The Impact of Covid-19 on Africa’s energy sector and the role of Renewable Energy to empower a long term and sustainable recovery

Release Date:
28 June, 2020

The global energy landscape is undergoing a major transformation and renewable energy is playing an increasingly vital role in helping countries develop modern, sustainable, and secure energy systems. Moreover, thanks to their decreasing costs, renewable energies, technological advancements and greater resilience, as demonstrated during the corona virus pandemic, are helping with this transition on a global scale, enabling society to make progress on several of the seventeen Sustainable Development Goals (SDGs). In Africa, clean energy technologies display an even larger potential since they allow transition to sustainable energy mix, and contribute to improvements towards achieving the various SDGs. The COVID-19 pandemic has triggered demand and supply side shocks to African economies.
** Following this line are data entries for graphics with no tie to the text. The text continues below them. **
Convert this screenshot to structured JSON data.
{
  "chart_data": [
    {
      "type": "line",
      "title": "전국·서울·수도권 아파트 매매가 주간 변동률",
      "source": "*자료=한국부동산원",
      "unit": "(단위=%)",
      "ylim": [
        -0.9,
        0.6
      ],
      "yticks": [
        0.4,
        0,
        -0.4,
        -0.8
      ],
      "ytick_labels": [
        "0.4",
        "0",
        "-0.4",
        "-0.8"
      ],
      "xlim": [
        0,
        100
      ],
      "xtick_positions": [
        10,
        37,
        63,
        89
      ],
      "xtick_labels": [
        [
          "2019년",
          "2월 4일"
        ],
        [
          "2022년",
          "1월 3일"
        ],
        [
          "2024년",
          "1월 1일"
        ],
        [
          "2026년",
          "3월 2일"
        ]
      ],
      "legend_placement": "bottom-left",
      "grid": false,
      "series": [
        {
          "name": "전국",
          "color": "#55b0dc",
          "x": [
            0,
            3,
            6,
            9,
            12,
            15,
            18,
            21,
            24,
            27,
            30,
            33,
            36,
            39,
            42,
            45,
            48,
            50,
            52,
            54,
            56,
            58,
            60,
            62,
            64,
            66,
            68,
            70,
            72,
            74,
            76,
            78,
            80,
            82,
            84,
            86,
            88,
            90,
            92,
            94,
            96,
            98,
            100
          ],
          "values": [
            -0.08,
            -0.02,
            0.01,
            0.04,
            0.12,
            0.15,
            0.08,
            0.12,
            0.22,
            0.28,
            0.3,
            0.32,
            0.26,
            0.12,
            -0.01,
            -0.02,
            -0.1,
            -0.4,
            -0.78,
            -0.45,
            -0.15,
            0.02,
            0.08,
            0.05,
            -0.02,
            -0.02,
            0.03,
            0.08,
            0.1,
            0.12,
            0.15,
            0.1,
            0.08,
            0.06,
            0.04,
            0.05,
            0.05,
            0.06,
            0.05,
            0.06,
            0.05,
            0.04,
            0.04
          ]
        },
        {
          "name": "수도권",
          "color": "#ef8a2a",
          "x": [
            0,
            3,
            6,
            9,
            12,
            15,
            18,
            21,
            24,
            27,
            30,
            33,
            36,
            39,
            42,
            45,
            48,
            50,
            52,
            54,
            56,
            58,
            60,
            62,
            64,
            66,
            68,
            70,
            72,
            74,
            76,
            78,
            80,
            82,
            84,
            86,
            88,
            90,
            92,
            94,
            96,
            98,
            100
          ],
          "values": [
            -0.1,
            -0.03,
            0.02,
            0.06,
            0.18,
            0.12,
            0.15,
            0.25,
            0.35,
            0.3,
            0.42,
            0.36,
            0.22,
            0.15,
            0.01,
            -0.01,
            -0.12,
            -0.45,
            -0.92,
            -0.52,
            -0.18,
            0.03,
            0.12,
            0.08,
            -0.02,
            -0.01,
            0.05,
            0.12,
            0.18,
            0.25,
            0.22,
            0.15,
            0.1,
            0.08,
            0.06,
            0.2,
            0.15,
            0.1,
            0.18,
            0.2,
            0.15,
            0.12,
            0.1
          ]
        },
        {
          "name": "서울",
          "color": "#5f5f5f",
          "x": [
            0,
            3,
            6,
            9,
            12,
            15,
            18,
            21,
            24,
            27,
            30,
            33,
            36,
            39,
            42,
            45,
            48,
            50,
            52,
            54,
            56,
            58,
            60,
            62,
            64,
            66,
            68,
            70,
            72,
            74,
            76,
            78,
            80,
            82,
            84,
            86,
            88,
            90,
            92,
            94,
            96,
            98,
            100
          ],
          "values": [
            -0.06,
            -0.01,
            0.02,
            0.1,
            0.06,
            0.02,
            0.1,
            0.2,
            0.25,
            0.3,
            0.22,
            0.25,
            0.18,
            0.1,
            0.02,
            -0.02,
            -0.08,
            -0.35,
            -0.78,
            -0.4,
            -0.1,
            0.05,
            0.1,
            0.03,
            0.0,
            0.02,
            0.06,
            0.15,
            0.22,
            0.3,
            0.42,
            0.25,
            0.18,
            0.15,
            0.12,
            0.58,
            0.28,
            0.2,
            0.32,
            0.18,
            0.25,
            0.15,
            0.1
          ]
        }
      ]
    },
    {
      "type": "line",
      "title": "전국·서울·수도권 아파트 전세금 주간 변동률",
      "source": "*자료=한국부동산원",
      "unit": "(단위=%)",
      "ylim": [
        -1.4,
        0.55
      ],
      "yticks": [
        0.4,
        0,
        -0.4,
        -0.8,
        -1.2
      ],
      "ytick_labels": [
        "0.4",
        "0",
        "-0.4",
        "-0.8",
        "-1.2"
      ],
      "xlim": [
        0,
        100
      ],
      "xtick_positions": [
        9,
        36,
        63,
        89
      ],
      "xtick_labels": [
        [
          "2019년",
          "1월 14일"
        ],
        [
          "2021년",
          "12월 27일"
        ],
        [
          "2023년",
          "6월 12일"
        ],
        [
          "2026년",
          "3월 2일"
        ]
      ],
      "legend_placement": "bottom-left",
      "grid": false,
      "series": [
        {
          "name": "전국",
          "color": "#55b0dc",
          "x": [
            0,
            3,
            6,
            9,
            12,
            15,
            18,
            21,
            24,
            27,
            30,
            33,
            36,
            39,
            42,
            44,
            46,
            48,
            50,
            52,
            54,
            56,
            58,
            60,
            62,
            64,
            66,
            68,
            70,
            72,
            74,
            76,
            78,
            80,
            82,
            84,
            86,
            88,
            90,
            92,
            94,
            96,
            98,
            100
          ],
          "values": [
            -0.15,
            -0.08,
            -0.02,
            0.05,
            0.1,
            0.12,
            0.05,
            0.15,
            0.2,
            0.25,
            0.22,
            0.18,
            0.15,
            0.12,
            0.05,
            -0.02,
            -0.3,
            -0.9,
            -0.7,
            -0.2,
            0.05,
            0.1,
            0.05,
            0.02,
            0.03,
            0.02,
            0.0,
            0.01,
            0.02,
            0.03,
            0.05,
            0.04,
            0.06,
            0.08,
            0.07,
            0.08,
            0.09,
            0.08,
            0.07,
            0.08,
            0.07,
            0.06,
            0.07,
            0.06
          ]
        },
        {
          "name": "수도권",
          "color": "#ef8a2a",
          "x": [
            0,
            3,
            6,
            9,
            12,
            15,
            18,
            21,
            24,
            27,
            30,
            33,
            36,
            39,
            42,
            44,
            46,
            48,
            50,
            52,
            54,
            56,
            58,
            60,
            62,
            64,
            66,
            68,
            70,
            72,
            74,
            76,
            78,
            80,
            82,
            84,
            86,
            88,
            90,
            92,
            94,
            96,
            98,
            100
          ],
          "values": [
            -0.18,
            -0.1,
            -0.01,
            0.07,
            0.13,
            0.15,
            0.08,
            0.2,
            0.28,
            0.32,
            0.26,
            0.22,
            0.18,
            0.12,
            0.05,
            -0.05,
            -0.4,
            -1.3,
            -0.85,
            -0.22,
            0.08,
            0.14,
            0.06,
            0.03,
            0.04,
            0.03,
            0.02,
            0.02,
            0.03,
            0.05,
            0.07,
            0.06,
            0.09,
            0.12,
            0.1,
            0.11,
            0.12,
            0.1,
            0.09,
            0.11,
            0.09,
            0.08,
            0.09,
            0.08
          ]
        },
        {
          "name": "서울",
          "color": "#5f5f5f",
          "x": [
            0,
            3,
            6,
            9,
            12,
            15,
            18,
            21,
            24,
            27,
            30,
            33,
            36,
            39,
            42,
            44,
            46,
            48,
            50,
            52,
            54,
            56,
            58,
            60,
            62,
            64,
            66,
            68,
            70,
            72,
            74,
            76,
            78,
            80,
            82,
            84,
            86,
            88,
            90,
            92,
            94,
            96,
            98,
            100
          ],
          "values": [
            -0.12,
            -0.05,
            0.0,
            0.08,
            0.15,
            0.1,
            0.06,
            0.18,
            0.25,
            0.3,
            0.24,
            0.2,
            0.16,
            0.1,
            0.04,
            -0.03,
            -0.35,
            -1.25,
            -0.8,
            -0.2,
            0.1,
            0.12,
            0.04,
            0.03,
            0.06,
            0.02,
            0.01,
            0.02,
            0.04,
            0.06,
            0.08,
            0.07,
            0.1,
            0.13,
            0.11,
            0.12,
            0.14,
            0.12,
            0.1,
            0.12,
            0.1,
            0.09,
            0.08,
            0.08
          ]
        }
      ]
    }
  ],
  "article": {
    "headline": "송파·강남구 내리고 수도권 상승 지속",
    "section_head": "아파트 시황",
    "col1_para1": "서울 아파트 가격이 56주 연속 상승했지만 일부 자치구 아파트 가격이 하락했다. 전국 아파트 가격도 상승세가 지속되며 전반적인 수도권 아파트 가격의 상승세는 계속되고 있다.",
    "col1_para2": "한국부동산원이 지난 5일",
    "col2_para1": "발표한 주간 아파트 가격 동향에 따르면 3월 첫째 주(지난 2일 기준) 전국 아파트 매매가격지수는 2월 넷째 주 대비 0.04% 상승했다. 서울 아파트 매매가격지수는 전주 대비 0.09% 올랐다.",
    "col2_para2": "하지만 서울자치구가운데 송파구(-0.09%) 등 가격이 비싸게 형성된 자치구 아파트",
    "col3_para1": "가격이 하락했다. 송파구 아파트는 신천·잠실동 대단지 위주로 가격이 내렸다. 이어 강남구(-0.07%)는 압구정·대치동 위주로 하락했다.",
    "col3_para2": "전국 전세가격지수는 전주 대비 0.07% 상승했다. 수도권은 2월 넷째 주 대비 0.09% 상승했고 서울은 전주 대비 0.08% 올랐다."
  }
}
Demand side shocks are impacted through different channels, including trade and external demand contraction, oil and non-oil commodity price and demand shocks, and investment effects with consequences on revenue collection and government expenditure. One of the supply side shocks already realized is in labor supply, drastically reduced as a result of lock-downs, particularly in manufacturing and service sectors. The impacts of demand and supply-side shocks in African economies differ depending, among others, on the structure of their economies, dependence on certain commodities for export, the extent of trade and investment disruptions, prevailing public finance positions, and the stringency and duration of public health measures implemented.